Years ago, I made it my quest to discover a homemade buttermilk biscuit recipe that I loved. Purchasing the refrigerated cans in the store is expensive, and it is full of unnecessary ingredients I don’t want to feed my kids.
Finally, after a lot of trial and error (which my kids appreciated), I found the perfect recipe. The baking time was short, so I could pop them right into the oven while cooking dinner. I didn’t have to knead the dough for hours, and there was no rising time since it is a yeast-free recipe. Whenever we have the urge for biscuits, I can make these in a jiffy.
20-Minute Buttermilk Biscuits
- 2 cups all-purpose flour
- 1 TBSP baking powder
- 1/4 TSP baking soda
- 1/2 TSP salt
- 1 1/2 TBSP Sugar
- 1/3 cup butter
- 3/4 cup buttermilk - if you don't have buttermilk mix 1 TBSP of white vinegar with one cup of milk. Allow it to stand for a few minutes. Perfect substitution!
- Preheat oven to 450 degrees.
- Mix all of the dry ingredients together, which are flour, baking powder, baking soda, salt and sugar.
- Cut the butter into small cubes. Put them into the dry ingredients.
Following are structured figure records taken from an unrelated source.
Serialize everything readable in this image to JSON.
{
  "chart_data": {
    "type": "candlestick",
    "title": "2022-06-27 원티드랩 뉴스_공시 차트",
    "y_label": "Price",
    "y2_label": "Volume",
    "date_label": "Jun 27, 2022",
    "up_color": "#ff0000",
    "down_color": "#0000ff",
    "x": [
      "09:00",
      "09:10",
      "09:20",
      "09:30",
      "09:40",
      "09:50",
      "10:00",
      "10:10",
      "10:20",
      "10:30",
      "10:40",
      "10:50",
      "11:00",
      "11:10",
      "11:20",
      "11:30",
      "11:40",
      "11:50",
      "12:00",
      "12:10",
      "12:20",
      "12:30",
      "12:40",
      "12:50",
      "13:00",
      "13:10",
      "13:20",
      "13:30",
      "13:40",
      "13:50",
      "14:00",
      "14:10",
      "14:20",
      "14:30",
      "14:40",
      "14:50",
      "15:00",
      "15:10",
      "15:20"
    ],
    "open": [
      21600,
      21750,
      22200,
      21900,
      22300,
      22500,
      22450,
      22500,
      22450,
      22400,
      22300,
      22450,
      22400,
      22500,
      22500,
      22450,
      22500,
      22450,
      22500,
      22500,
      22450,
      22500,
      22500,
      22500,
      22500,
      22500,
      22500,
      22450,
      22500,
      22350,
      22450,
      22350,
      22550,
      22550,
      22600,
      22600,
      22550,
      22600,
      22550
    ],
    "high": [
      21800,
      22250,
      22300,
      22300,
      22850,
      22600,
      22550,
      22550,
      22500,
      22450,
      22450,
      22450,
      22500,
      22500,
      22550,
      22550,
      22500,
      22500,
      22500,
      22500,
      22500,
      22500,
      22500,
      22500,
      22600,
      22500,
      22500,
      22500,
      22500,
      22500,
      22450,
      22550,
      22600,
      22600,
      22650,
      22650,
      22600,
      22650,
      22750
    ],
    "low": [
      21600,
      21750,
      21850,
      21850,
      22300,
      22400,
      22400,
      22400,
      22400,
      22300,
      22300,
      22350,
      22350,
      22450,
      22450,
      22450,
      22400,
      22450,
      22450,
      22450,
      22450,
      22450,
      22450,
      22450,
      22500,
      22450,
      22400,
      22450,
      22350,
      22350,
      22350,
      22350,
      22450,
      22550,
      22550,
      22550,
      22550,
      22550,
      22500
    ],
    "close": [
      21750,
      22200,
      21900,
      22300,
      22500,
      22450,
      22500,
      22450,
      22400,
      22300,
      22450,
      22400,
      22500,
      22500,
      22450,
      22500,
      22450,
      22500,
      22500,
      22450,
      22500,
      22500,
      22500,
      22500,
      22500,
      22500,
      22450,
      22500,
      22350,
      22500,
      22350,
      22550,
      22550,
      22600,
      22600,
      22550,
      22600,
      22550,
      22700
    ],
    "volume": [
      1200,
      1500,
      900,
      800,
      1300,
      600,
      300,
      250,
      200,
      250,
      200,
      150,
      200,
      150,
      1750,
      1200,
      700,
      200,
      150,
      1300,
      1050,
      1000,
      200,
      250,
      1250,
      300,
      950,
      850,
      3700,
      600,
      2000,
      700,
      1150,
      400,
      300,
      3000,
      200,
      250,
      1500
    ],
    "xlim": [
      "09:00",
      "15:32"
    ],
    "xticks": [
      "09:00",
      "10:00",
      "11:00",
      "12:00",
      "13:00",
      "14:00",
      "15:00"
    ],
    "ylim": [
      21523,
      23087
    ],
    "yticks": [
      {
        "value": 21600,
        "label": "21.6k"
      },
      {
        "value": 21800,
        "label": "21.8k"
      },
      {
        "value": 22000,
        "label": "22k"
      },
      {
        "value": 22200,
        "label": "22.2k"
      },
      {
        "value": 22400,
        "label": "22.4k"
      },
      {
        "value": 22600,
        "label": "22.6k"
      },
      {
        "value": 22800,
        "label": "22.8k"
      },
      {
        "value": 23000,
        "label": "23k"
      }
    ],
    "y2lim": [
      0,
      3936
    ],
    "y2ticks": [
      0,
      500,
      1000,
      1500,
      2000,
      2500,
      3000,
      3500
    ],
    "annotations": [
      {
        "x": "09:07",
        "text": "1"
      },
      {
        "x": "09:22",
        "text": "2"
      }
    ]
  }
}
Using your hands or a pastry cutter, cut the butter into the flour until it forms into a coarse-like crumb.
- Stir in the buttermilk.
- Once thoroughly mixed, turn the dough out onto your floured countertop and knead gently. Roll the dough out, ensuring it is 1/2 inch thick. Using biscuit cutters, cut out the biscuits. You may have to roll the dough out again a few times.
- Place the biscuits on a greased baking sheet and bake for 10 to 12 minutes. Eat warm!